Earlier this year, the national assembly – Lesotho’s lower House, passed the Members of Parliament (Amendment of schedule) Regulations of 2020 which entitle legislators to M5,000 monthly tax-free fuel allowances.

These regulations sparked an outcry with a group of youth demanding that the regulations be revoked as a matter of urgency. “Our stance is very clear: giving Members of Parliament lucrative allowances when the Covid-19 pandemic is pushing thousands of Basotho into extreme poverty will make Lesotho a society based on poverty for many and prosperity for a few, characterised by islands of wealth, surrounded by a sea of poverty,” the group said.

The group said Jean Jacques Rousseau, a renowned political philosopher and leading figure in the French Revolution, once said: “When the people shall have nothing more to eat, they will eat the rich.” The rich that Rousseau was referring to, according to the group, was anyone in power. “We will keep fighting for workers to earn decent wages,” Seoaholimo said.

“It is disappointing that an average salary is M2,000 yet we have MPs who think they deserve M5,000 as fuel allowance. It is shows that they are out of touch with reality,” he added. BOS said the reported gross earnings had different frequency of remuneration and indicated that it was therefore decided that aligning some earnings to the standard monthly frequency was necessary.

It said aligning the reported figures to the standard frequency involved the following:

  • The reported yearly earnings were divided by 12;
  • The reported daily earnings were multiplied by 30,
  • The reported weekly earnings were multiplied by 4.

Having raised the reported earnings to the standard, it said, it was vital to come up with measurements that can be used to describe the central tendency earnings of employees. “Two of such measures are the median and the mean. The mean monthly earnings were computed by summing all the reported earnings of all employees and dividing by the number of employees” read the report.

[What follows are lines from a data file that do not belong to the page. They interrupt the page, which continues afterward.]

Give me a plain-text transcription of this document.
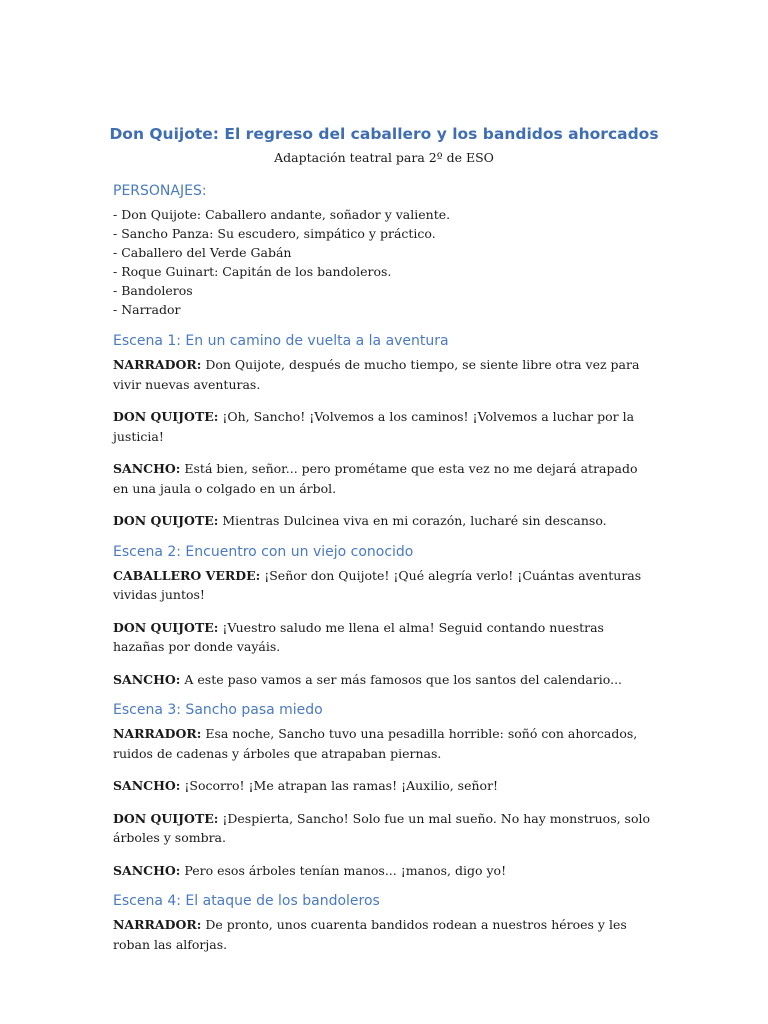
Don Quijote: El regreso del caballero y los bandidos ahorcados

Adaptación teatral para 2º de ESO

PERSONAJES:
- Don Quijote: Caballero andante, soñador y valiente.
- Sancho Panza: Su escudero, simpático y práctico.
- Caballero del Verde Gabán
- Roque Guinart: Capitán de los bandoleros.
- Bandoleros
- Narrador
Escena 1: En un camino de vuelta a la aventura

NARRADOR: Don Quijote, después de mucho tiempo, se siente libre otra vez para vivir nuevas aventuras.

DON QUIJOTE: ¡Oh, Sancho! ¡Volvemos a los caminos! ¡Volvemos a luchar por la justicia!

SANCHO: Está bien, señor... pero prométame que esta vez no me dejará atrapado en una jaula o colgado en un árbol.

DON QUIJOTE: Mientras Dulcinea viva en mi corazón, lucharé sin descanso.

Escena 2: Encuentro con un viejo conocido

CABALLERO VERDE: ¡Señor don Quijote! ¡Qué alegría verlo! ¡Cuántas aventuras vividas juntos!

DON QUIJOTE: ¡Vuestro saludo me llena el alma! Seguid contando nuestras hazañas por donde vayáis.

SANCHO: A este paso vamos a ser más famosos que los santos del calendario...

Escena 3: Sancho pasa miedo

NARRADOR: Esa noche, Sancho tuvo una pesadilla horrible: soñó con ahorcados, ruidos de cadenas y árboles que atrapaban piernas.

SANCHO: ¡Socorro! ¡Me atrapan las ramas! ¡Auxilio, señor!

DON QUIJOTE: ¡Despierta, Sancho! Solo fue un mal sueño. No hay monstruos, solo árboles y sombra.

SANCHO: Pero esos árboles tenían manos... ¡manos, digo yo!

Escena 4: El ataque de los bandoleros

NARRADOR: De pronto, unos cuarenta bandidos rodean a nuestros héroes y les roban las alforjas.
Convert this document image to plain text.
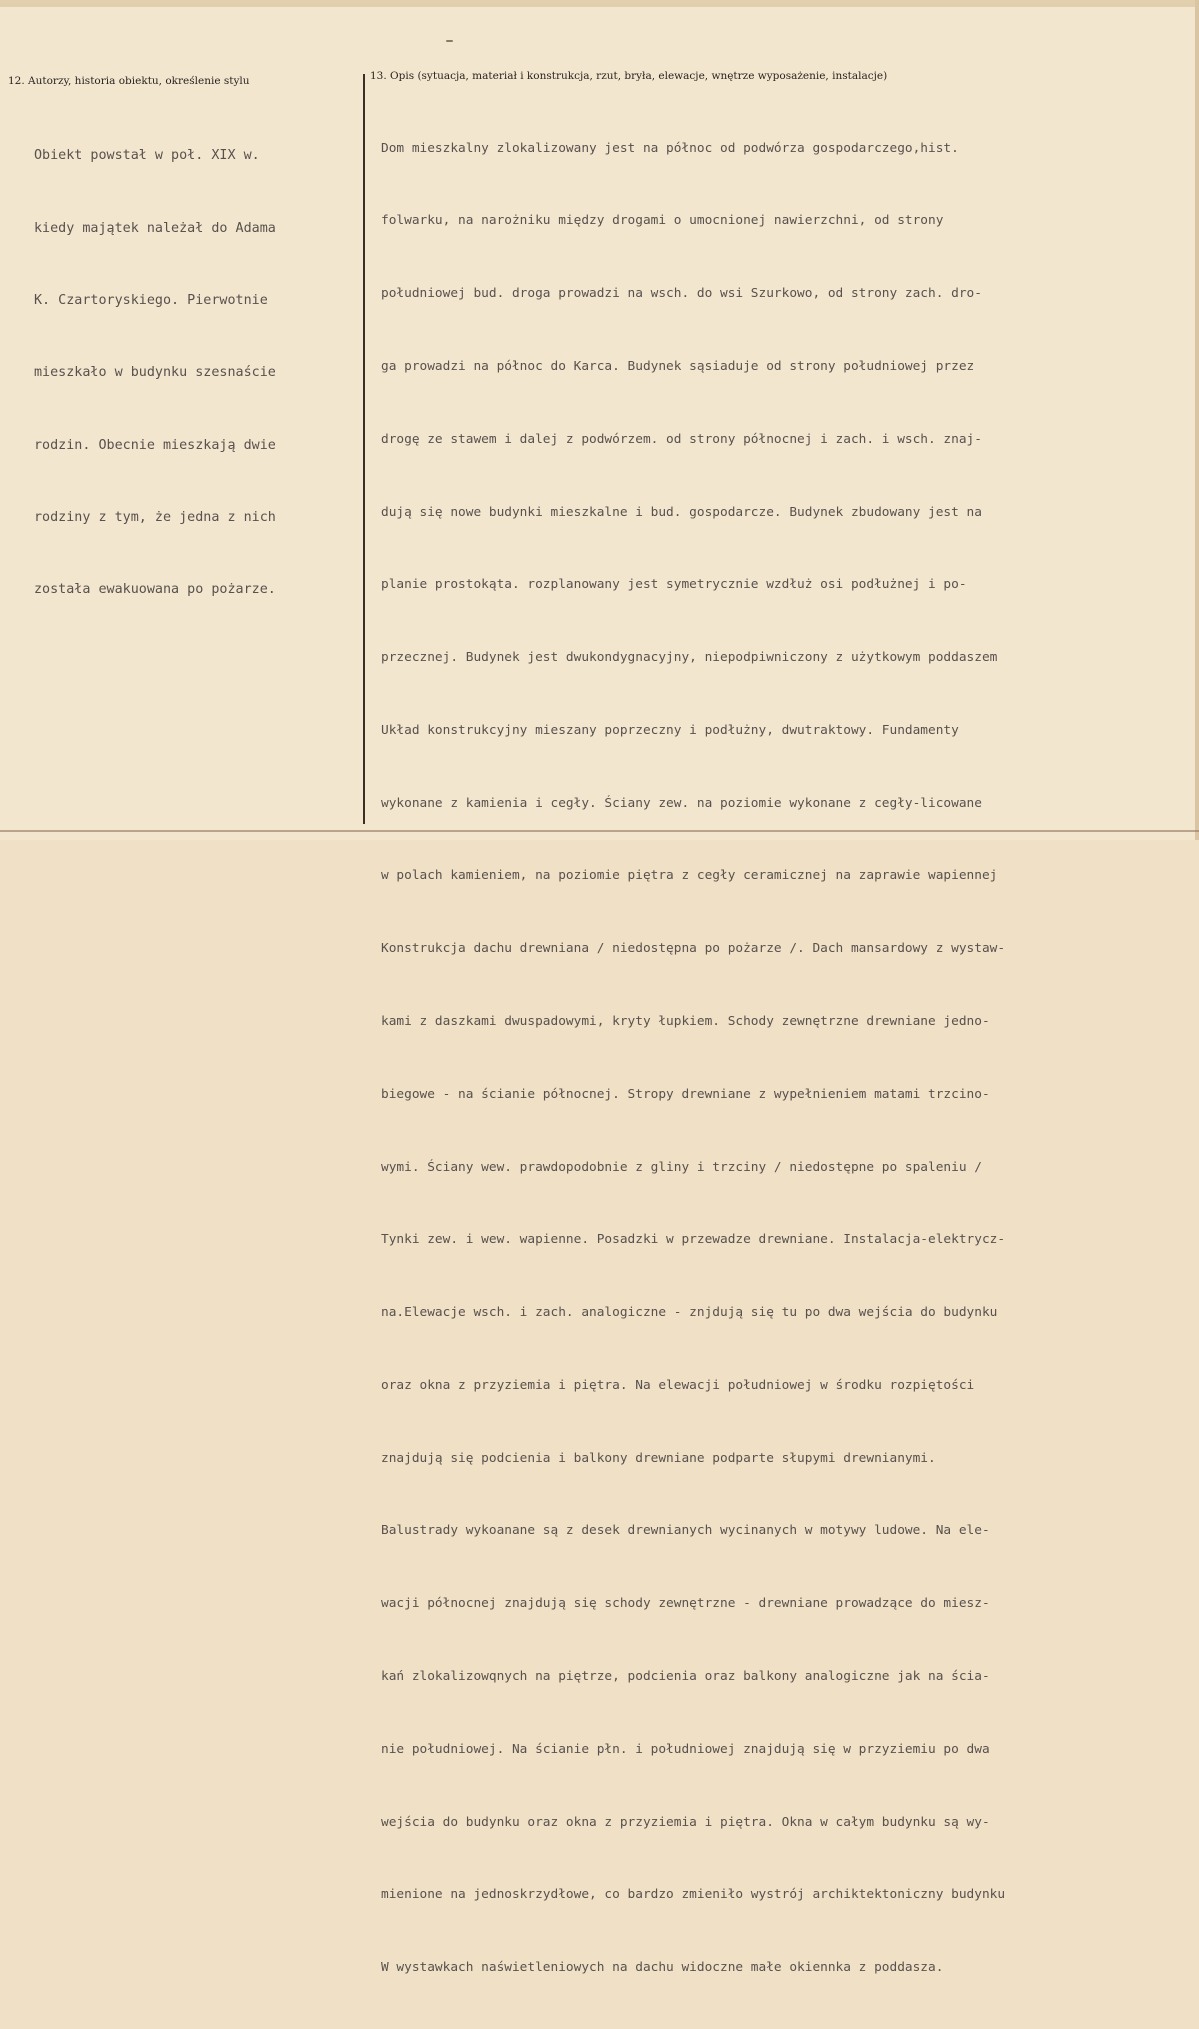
12. Autorzy, historia obiektu, określenie stylu	13. Opis (sytuacja, materiał i konstrukcja, rzut, bryła, elewacje, wnętrze wyposażenie, instalacje)

Obiekt powstał w poł. XIX w.

kiedy majątek należał do Adama

K. Czartoryskiego. Pierwotnie

mieszkało w budynku szesnaście

rodzin. Obecnie mieszkają dwie

rodziny z tym, że jedna z nich

została ewakuowana po pożarze.

Dom mieszkalny zlokalizowany jest na północ od podwórza gospodarczego,hist.

folwarku, na narożniku między drogami o umocnionej nawierzchni, od strony

południowej bud. droga prowadzi na wsch. do wsi Szurkowo, od strony zach. dro-

ga prowadzi na północ do Karca. Budynek sąsiaduje od strony południowej przez

drogę ze stawem i dalej z podwórzem. od strony północnej i zach. i wsch. znaj-

dują się nowe budynki mieszkalne i bud. gospodarcze. Budynek zbudowany jest na

planie prostokąta. rozplanowany jest symetrycznie wzdłuż osi podłużnej i po-

przecznej. Budynek jest dwukondygnacyjny, niepodpiwniczony z użytkowym poddaszem

Układ konstrukcyjny mieszany poprzeczny i podłużny, dwutraktowy. Fundamenty

wykonane z kamienia i cegły. Ściany zew. na poziomie wykonane z cegły-licowane

w polach kamieniem, na poziomie piętra z cegły ceramicznej na zaprawie wapiennej

Konstrukcja dachu drewniana / niedostępna po pożarze /. Dach mansardowy z wystaw-

kami z daszkami dwuspadowymi, kryty łupkiem. Schody zewnętrzne drewniane jedno-

biegowe - na ścianie północnej. Stropy drewniane z wypełnieniem matami trzcino-

wymi. Ściany wew. prawdopodobnie z gliny i trzciny / niedostępne po spaleniu /

Tynki zew. i wew. wapienne. Posadzki w przewadze drewniane. Instalacja-elektrycz-

na.Elewacje wsch. i zach. analogiczne - znjdują się tu po dwa wejścia do budynku

oraz okna z przyziemia i piętra. Na elewacji południowej w środku rozpiętości

znajdują się podcienia i balkony drewniane podparte słupymi drewnianymi.

Balustrady wykoanane są z desek drewnianych wycinanych w motywy ludowe. Na ele-

wacji północnej znajdują się schody zewnętrzne - drewniane prowadzące do miesz-

kań zlokalizowqnych na piętrze, podcienia oraz balkony analogiczne jak na ścia-

nie południowej. Na ścianie płn. i południowej znajdują się w przyziemiu po dwa

wejścia do budynku oraz okna z przyziemia i piętra. Okna w całym budynku są wy-

mienione na jednoskrzydłowe, co bardzo zmieniło wystrój archiktektoniczny budynku

W wystawkach naświetleniowych na dachu widoczne małe okiennka z poddasza.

It added: “The median monthly earnings were simply the earning which is in the middle of the earnings distribution. That is, when all individual earnings are arranged in ascending order, the earning that divides the total number of earnings in half is the median earning. “The mean and median earnings were computed using SPSS and were cross tabulated to enable disaggregation by various demographic and socio-economic variables.”